We were introduced to the knowledge questions and how they are different from the debatable questions that we encounter in MYP. This tapping into our prior knowledge helped immensely! Moving as we had begun from debatable to contestable questions, the TOK concepts came to our rescue! After a short entry ticket, we understood the definitions of the core theme and the concepts. Next, in the activity, we were engrossed in a riveting activity where we had to fill in a form that included various images that were quite diverse and unique to the aforesaid concepts.

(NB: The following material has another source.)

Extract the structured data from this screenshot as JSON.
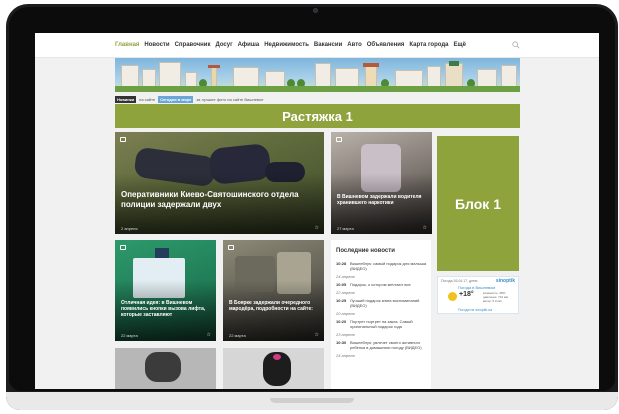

I feel my friends and I understood the core theme and the concepts while probing their applications in images, no matter how abstract and daunting they may seem. In some of the images, I felt that many TOK concepts could apply but there was always one that stood out amongst the rest the most. Although there is a strong interdependence between the concepts, we were choosing our strongest contender basis our understanding of the object and its context. My main takeaway, therefore, was how these concepts crisscross our understanding while constantly interacting with each other to support our incipient efforts at creative and critical learning. Critical as we are critically analysing and creative as we are divining new connections while participating in that exercise.